I was emailing with a friend recently who had just gotten some very disappointing news. Something he had really hoped would come about did not. Those moments can be disappointing and confusing. I will tell you what I often say in a situation like this in just a moment, but first, let’s think about prayer together.
Jesus told us clearly to ask, seek and knock expecting positive answers in each case. “Ask, and it will be given to you; seek, and you will find; knock, and it will be opened to you.” (Matthew 7:7) Yet, not infrequently when we ask, the answer is no, or we do not find, or the door gets slammed in our face.
What is going on here? Is God not true to his Word? Why does he bid us to ask expecting positive answers only to get no’s instead?
In part the answer to those questions is found a few verses later when Jesus says:
Or which one of you, if his son asks him for bread, will give him a stone? Or if he asks for a fish, will give him a serpent? If you then, who are evil, know how to give good gifts to your children, how much more will your Father who is in heaven give good things to those who ask him! (Matt. 7:9-11)
In the context, we learn two things about how God views and answers our prayers. 1) He is eager to give us good things. So whenever we ask for something good, he will not give us something bad instead, rather, he will give us something good. 2) He will only give good gifts to his children.

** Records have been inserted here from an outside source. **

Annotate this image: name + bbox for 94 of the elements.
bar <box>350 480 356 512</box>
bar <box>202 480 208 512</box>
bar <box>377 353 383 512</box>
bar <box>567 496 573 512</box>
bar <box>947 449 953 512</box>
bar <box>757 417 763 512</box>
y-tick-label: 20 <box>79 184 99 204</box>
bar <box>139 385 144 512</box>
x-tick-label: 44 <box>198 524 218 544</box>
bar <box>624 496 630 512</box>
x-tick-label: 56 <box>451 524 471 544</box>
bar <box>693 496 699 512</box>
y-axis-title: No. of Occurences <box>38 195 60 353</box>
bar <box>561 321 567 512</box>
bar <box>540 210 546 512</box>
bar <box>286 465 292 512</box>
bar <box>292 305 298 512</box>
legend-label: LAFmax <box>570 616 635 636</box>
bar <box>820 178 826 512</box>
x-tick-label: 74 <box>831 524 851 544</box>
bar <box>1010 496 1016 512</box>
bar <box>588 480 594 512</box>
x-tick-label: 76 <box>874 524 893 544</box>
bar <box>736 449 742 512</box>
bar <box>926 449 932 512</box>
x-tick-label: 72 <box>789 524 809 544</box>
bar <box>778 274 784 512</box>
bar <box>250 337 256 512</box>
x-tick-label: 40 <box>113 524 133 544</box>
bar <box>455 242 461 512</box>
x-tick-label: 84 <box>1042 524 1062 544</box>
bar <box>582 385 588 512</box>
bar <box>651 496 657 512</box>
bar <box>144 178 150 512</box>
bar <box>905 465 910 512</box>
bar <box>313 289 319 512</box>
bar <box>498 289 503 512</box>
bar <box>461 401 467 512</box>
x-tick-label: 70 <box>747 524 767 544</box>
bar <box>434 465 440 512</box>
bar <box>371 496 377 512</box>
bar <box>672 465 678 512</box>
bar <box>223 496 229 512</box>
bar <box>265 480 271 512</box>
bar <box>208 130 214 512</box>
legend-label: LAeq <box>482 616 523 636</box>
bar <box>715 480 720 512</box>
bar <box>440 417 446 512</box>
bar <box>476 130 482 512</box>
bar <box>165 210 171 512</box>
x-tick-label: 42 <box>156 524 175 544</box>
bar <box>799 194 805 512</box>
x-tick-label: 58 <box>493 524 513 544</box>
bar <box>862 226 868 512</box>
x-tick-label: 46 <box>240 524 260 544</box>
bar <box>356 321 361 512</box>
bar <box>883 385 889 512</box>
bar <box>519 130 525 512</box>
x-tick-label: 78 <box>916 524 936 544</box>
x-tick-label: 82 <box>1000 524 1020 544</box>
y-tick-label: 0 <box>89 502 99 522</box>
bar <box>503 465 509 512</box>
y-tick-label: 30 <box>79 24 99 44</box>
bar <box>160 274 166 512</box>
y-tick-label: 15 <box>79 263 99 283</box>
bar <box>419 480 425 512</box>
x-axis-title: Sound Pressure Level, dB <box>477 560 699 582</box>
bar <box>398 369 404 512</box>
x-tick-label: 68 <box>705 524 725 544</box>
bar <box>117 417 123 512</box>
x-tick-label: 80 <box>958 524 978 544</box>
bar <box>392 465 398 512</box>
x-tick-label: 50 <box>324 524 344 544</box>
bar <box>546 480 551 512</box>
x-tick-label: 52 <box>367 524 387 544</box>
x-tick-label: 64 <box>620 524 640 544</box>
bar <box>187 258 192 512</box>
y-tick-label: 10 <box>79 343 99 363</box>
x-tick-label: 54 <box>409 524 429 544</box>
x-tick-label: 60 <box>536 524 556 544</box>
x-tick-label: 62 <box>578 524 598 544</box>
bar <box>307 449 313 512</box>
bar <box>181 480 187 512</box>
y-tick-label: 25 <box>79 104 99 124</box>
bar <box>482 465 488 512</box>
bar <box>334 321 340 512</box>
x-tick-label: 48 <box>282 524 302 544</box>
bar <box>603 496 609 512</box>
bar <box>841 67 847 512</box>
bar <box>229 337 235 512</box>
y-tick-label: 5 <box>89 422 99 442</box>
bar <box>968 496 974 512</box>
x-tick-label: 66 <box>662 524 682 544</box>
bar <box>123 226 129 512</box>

Now, this is where it gets tricky. Because he will only give good gifts to his children, were we to ask for a stone in the place of bread, or a snake in place of fish (eel eaters will understand what I mean!) he would not give us the rocks or snakes we request.
The problem is that we do not always know what is a good gift and what is a bad gift. We might think it is really good, but God, who sees the end from the beginning, knows it is stone or a snake disguised as bread or fish. We must just accept this about ourselves, we do not know, we are not all-knowing neither are we all wise. What we really want and really think is good may actually be just the worst thing for us or our loved ones.
For example, we might ask for a new job. It looks absolutely perfect, it is, in fact, our dream job. We ask God, plead with him even. But then he closes rather than opens the door. Why? We do not know all the reasons but we may speculate about the kinds of things he sees were we to walk through that door.
Perhaps in that city our child would fall into the wrong crowd, or we would be filled with pride, or the job would fail financially, or we would develop cancer from a carcinogen in the water there, or God has someone right where we are that he wants us to help, or if we stay put he plans huge financial blessings for us, or…you get the idea.
Here is the problem, we are not God, and he is. He actually knows, as our loving Father, what is good that we are asking for and what is bad. We simply cannot know what the future holds behind that door that we so badly want to open, only God can. Please understand that. Only God can, and we are wise, as his children, to recognize that as the All-Knowing One, he has a distinct advantage in calling those shots. We must come to understand this and to submit to this and even rejoice in it, confident that his “no” comes as an invitation to far better yeses.
For example, when I was in college I had a girlfriend my freshman year whom I really wanted to marry. I thought she was the best possible woman for me and for a while she agreed. That is until the summer of freshman year when she decided to marry a friend of mine. I was mad at God and told him how he had ruined my life and really understood nothing. Years later that ex-girlfriend, then a wife and mother called me to try and get back together! I could not help but thank the Lord that I was not her husband, who shortly thereafter divorced her. See, I was sure before that she was bread, God knew better, she was, dare I say it, a snake. He was not destroying my life as I thought, he was doing what all fathers do, giving me a good gift instead of the one I wanted. When I think of the faithful wife God gave me instead, I am humbled each time, and grateful that he does indeed know how to give us good gifts.
What do I say to friends like this one after sympathizing with them? I try to encourage them with this very thought, “If God said ‘no’ it is because he has something even better for you that you do not now see.” He has a better job, a better spouse, a better city, a better house. It may not be an easier one, mind you, but it will be better.
In the end that is why we pray “if it be your will,” not as an out for God in our prayer but as an out for ourselves. We pray it as a recognition of our limited wisdom and knowledge, as a recognition that our Father in heaven really does know how to give good gifts to his children. Or as one friend put it to me years ago, “He will give you whatever you ask, or something even better.” That is why Jesus says, “Ask and you will receive,” because we will. We will receive what the all-knowing, all-loving Father knows is best for us. Therefore let us ask with full confidence in our Father, that he truly knows how to give good gifts to his children.